It is known that for a random matrix $A\in \mathbb{C}^{M\times K}$ with $M>K$, if each element is i.i.d. Gaussian generated, then $A$ has full column rank with probability one.
Now, assume that each element of $A$ is in the form of $e^{j\theta}$, where $\theta$'s are i.i.d. uniformly distributed in $(0,2\pi)$. Can I prove that $A$ has full column rank, with probability one? Thanks.
Best Answer
Yes, a result of this form is true very generally. It's equivalent to prove that $k$ vectors $v_1, \dots v_k \in \mathbb{C}^m$ chosen iid wrt the distribution given by $e^{i \theta}$ in each coordinate are linearly independent with probability $1$.

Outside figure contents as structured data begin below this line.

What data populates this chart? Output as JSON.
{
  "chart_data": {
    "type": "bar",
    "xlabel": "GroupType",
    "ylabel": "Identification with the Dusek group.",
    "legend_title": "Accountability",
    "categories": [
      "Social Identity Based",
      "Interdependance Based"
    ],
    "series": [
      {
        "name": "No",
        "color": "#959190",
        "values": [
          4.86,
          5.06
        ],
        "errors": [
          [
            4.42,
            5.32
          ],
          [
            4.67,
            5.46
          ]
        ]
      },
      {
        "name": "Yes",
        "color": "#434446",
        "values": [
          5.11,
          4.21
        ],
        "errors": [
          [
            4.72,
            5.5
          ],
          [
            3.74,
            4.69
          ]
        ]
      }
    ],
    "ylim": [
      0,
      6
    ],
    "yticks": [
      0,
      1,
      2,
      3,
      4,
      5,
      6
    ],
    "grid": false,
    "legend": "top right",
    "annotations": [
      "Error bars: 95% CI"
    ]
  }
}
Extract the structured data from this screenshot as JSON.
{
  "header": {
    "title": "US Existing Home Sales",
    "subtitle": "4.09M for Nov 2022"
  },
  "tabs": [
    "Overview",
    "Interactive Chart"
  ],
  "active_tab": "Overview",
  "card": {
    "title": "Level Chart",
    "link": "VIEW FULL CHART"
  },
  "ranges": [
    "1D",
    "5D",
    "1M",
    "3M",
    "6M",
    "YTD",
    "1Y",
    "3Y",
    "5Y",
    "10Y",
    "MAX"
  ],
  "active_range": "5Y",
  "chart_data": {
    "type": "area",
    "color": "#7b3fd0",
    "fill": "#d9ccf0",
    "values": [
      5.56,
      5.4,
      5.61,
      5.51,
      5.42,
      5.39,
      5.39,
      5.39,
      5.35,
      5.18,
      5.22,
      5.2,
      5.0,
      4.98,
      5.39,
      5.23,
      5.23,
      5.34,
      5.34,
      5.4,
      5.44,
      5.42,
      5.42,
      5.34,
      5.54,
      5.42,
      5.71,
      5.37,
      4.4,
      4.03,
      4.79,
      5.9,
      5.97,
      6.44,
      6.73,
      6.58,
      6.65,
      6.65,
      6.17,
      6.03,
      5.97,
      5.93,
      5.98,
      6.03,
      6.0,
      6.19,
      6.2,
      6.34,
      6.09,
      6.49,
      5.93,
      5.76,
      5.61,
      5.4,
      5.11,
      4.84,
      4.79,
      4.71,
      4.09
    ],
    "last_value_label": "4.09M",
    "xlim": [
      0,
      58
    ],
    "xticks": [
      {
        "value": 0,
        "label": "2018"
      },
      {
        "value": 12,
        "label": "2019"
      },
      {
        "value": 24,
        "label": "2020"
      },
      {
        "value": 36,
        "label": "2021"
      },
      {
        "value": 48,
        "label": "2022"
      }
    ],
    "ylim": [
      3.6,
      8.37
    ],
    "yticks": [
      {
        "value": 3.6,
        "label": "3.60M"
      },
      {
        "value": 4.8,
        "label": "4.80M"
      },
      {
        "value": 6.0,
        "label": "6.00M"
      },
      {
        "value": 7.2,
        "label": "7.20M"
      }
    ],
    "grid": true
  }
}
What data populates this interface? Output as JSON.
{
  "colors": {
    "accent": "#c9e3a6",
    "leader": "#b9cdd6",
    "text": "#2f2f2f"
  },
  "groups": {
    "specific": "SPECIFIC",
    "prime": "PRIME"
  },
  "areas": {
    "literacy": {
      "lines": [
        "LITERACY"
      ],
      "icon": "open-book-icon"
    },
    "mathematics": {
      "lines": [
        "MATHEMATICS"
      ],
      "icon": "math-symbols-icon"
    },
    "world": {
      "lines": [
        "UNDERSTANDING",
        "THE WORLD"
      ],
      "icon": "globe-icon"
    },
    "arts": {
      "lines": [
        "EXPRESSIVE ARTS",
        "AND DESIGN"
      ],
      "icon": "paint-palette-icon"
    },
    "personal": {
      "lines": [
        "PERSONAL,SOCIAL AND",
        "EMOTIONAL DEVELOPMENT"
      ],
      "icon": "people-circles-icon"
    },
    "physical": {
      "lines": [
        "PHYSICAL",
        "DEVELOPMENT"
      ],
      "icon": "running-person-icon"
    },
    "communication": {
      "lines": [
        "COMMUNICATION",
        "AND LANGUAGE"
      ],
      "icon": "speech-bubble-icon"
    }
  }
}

This is true with a much more general distribution on random vectors: it suffices for the vectors to be chosen iid wrt any distribution on $\mathbb{C}^m$ such that the probability of the vector lying in any particular hyperplane through the origin is zero. A large class of examples is any distribution with a continuous pdf such that the induced distribution on the unit sphere given by sampling a random vector and scaling it to unit length also has a continuous pdf which is nowhere zero; in any case your distribution qualifies.
To prove this we sample the vectors $v_1, v_2, \dots$ one at a time, observing that at each step $\text{span}(v_1, \dots v_i)$ is at most an $i$-dimensional subspace of $\mathbb{C}^m$, and so by hypothesis $v_{i+1}$ avoids it with probability $1$.